Charles Baudelaire (portrait par Jimmy Poussière) |
Hier, à
travers la foule du boulevard, je me sentis frôlé par un Être mystérieux que j’avais
toujours désiré connaître, et que je reconnus tout de suite, quoique je ne l’eusse
jamais vu. Il y avait sans doute chez lui, relativement à moi, un désir
analogue, car il me fit, en passant, un clignement d’œil significatif auquel je
me hâtai d’obéir.
Je le suivis
attentivement, et bientôt je descendis derrière lui dans une demeure
souterraine, éblouissante, où éclatait un luxe dont aucune des habitations
supérieures de Paris ne pourrait fournir un exemple approchant. Il me parut
singulier que j’eusse pu passer si souvent à côté de ce prestigieux repaire
sans en deviner l’entrée.
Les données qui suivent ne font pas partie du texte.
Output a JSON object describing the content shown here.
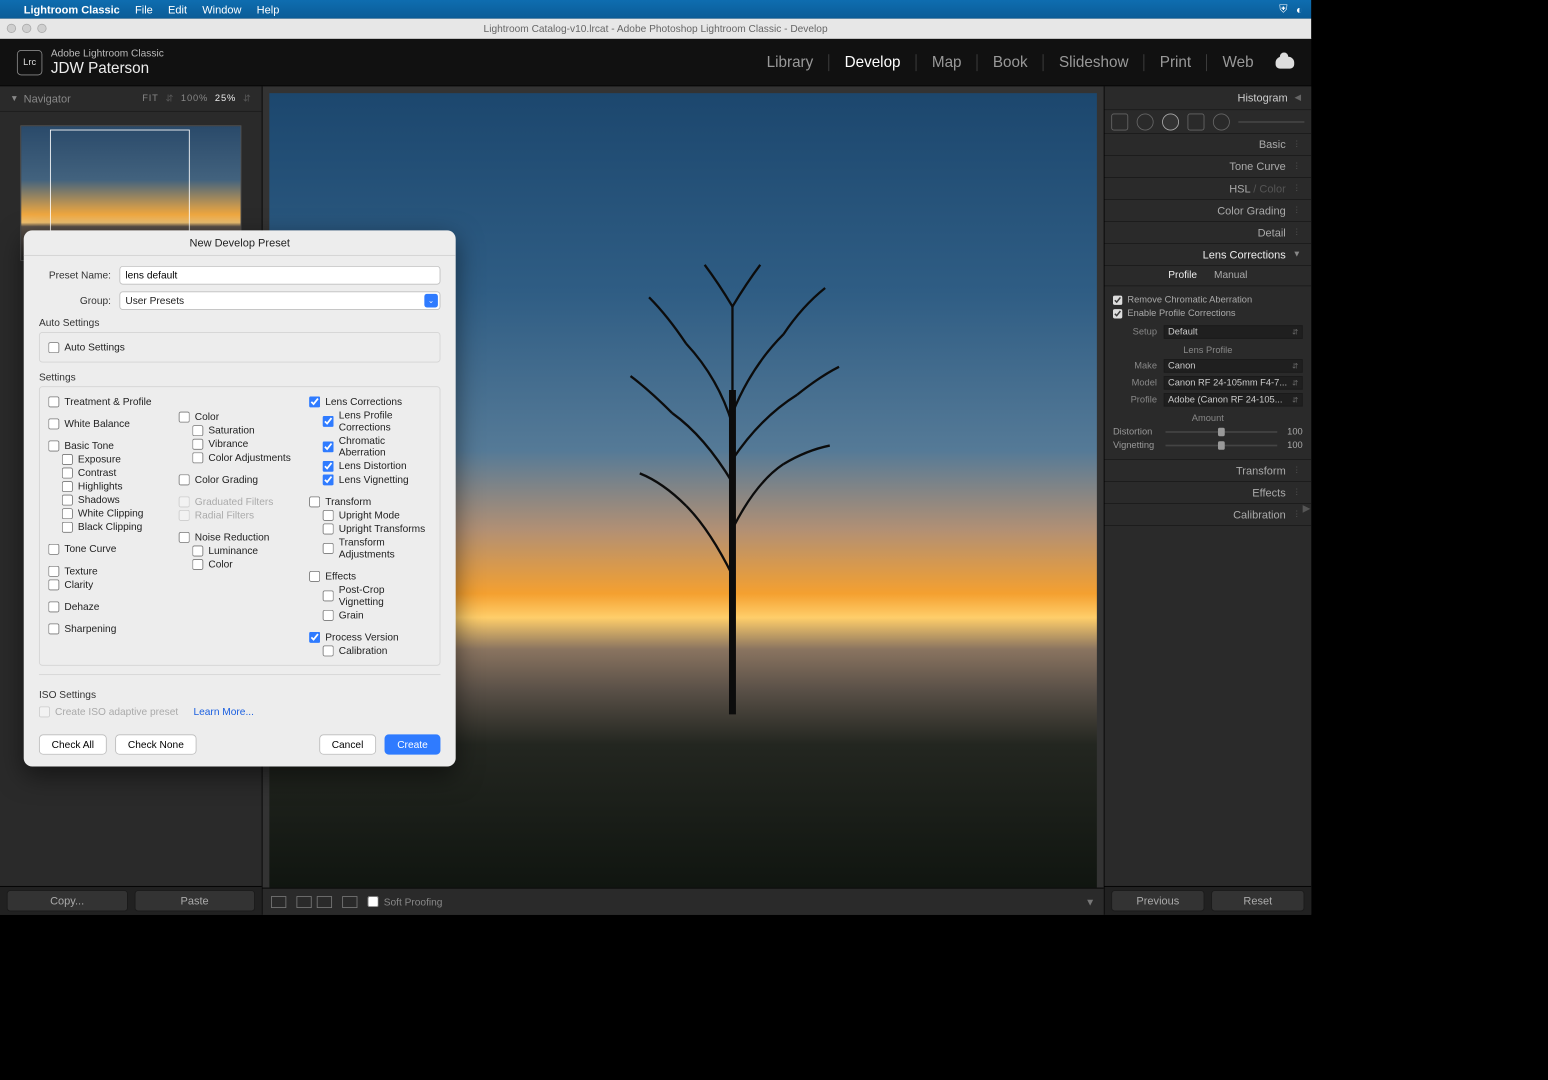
{
  "menubar": {
    "app": "Lightroom Classic",
    "items": [
      "File",
      "Edit",
      "Window",
      "Help"
    ]
  },
  "doc_title": "Lightroom Catalog-v10.lrcat - Adobe Photoshop Lightroom Classic - Develop",
  "header": {
    "product": "Adobe Lightroom Classic",
    "user": "JDW Paterson",
    "lrc": "Lrc"
  },
  "modules": [
    "Library",
    "Develop",
    "Map",
    "Book",
    "Slideshow",
    "Print",
    "Web"
  ],
  "active_module": "Develop",
  "navigator": {
    "title": "Navigator",
    "zooms": [
      "FIT",
      "100%",
      "25%"
    ],
    "active_zoom": "25%"
  },
  "left_footer": {
    "copy": "Copy...",
    "paste": "Paste"
  },
  "right_footer": {
    "prev": "Previous",
    "reset": "Reset"
  },
  "center_toolbar": {
    "soft_proof": "Soft Proofing"
  },
  "right": {
    "histogram": "Histogram",
    "sections": [
      "Basic",
      "Tone Curve",
      "HSL / Color",
      "Color Grading",
      "Detail",
      "Lens Corrections"
    ],
    "lens": {
      "tabs": [
        "Profile",
        "Manual"
      ],
      "chk1": "Remove Chromatic Aberration",
      "chk2": "Enable Profile Corrections",
      "setup_lbl": "Setup",
      "setup_val": "Default",
      "lens_profile": "Lens Profile",
      "make_lbl": "Make",
      "make_val": "Canon",
      "model_lbl": "Model",
      "model_val": "Canon RF 24-105mm F4-7...",
      "profile_lbl": "Profile",
      "profile_val": "Adobe (Canon RF 24-105...",
      "amount": "Amount",
      "dist_lbl": "Distortion",
      "dist_val": "100",
      "vig_lbl": "Vignetting",
      "vig_val": "100"
    },
    "after": [
      "Transform",
      "Effects",
      "Calibration"
    ]
  },
  "modal": {
    "title": "New Develop Preset",
    "preset_lbl": "Preset Name:",
    "preset_val": "lens default",
    "group_lbl": "Group:",
    "group_val": "User Presets",
    "auto_header": "Auto Settings",
    "auto_chk": "Auto Settings",
    "settings_header": "Settings",
    "col1": {
      "treatment": "Treatment & Profile",
      "wb": "White Balance",
      "basic": "Basic Tone",
      "basic_items": [
        "Exposure",
        "Contrast",
        "Highlights",
        "Shadows",
        "White Clipping",
        "Black Clipping"
      ],
      "tone": "Tone Curve",
      "texture": "Texture",
      "clarity": "Clarity",
      "dehaze": "Dehaze",
      "sharp": "Sharpening"
    },
    "col2": {
      "color": "Color",
      "color_items": [
        "Saturation",
        "Vibrance",
        "Color Adjustments"
      ],
      "grading": "Color Grading",
      "grad": "Graduated Filters",
      "rad": "Radial Filters",
      "nr": "Noise Reduction",
      "nr_items": [
        "Luminance",
        "Color"
      ]
    },
    "col3": {
      "lens": "Lens Corrections",
      "lens_items": [
        "Lens Profile Corrections",
        "Chromatic Aberration",
        "Lens Distortion",
        "Lens Vignetting"
      ],
      "transform": "Transform",
      "transform_items": [
        "Upright Mode",
        "Upright Transforms",
        "Transform Adjustments"
      ],
      "effects": "Effects",
      "effects_items": [
        "Post-Crop Vignetting",
        "Grain"
      ],
      "process": "Process Version",
      "calib": "Calibration"
    },
    "iso_header": "ISO Settings",
    "iso_chk": "Create ISO adaptive preset",
    "learn": "Learn More...",
    "check_all": "Check All",
    "check_none": "Check None",
    "cancel": "Cancel",
    "create": "Create"
  }
}
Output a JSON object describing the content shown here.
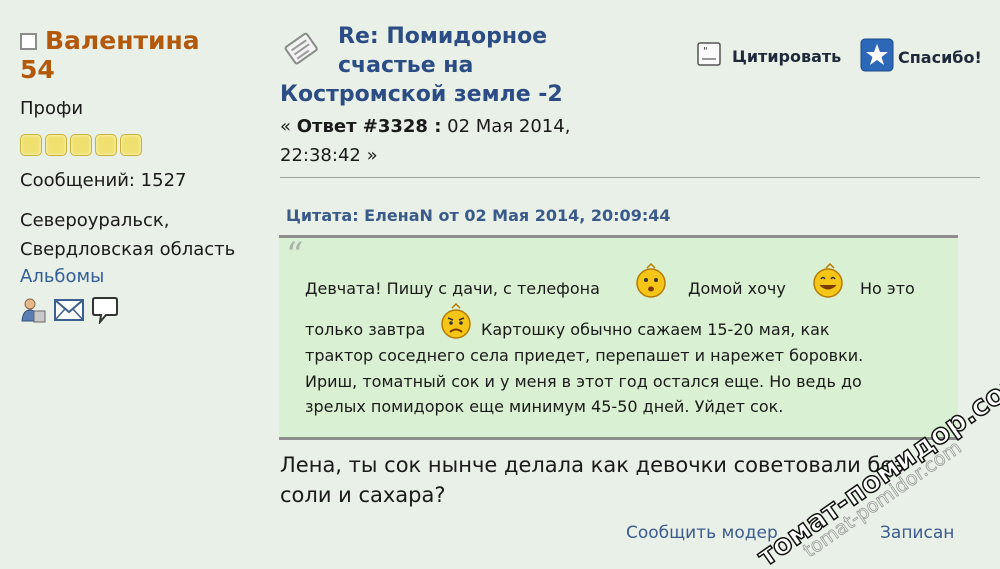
{
  "poster": {
    "name_line1": "Валентина",
    "name_line2": "54",
    "rank": "Профи",
    "stars_count": 5,
    "posts": "Сообщений: 1527",
    "location_line1": "Североуральск,",
    "location_line2": "Свердловская область",
    "albums": "Альбомы",
    "icons": [
      "profile-icon",
      "email-icon",
      "pm-icon"
    ]
  },
  "post": {
    "title_line1": "Re: Помидорное",
    "title_line2": "счастье на",
    "title_line3": "Костромской земле -2",
    "reply_open": "« ",
    "reply_label": "Ответ #3328 :",
    "reply_date_line1": " 02 Мая 2014,",
    "reply_date_line2": "22:38:42 »",
    "quote_button": "Цитировать",
    "thanks_button": "Спасибо!"
  },
  "quote": {
    "header": "Цитата: ЕленаN от 02 Мая 2014, 20:09:44",
    "mark": "“",
    "line1_a": "Девчата! Пишу с дачи, с телефона",
    "line1_b": "Домой хочу",
    "line1_c": "Но это",
    "line2_a": "только завтра",
    "line2_b": "Картошку обычно сажаем 15-20 мая, как",
    "line3": "трактор соседнего села приедет, перепашет и нарежет боровки.",
    "line4": "Ириш, томатный сок и у меня в этот год остался еще. Но ведь до",
    "line5": "зрелых помидорок еще минимум 45-50 дней. Уйдет сок."
  },
  "answer": {
    "line1": "Лена, ты сок нынче делала как девочки советовали без",
    "line2": "соли и сахара?"
  },
  "footer": {
    "report": "Сообщить модер",
    "logged": "Записан"
  },
  "watermark": {
    "text_main": "томат-помидор.com",
    "text_shadow": "tomat-pomidor.com"
  }
}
Là régnait une atmosphère exquise, quoique capiteuse,
qui faisait oublier presque instantanément toutes les fastidieuses horreurs de
la vie ; on y respirait une béatitude sombre, analogue à celle que durent
éprouver les mangeurs de lotus quand, débarquant dans une île enchantée,
éclairée des lueurs d’une éternelle après-midi, ils sentirent naître en eux,
aux sons assoupissants des mélodieuses cascades, le désir de ne jamais revoir
leurs pénates, leurs femmes, leurs enfants, et de ne jamais remonter sur les
hautes lames de la mer.
Il y avait là
des visages étranges d’hommes et de femmes, marqués d’une beauté fatale, qu’il
me semblait avoir vus déjà à des époques et dans des pays dont il m’était
impossible de me souvenir exactement, et qui m’inspiraient plutôt une sympathie
fraternelle que cette crainte qui naît ordinairement à l’aspect de l’inconnu.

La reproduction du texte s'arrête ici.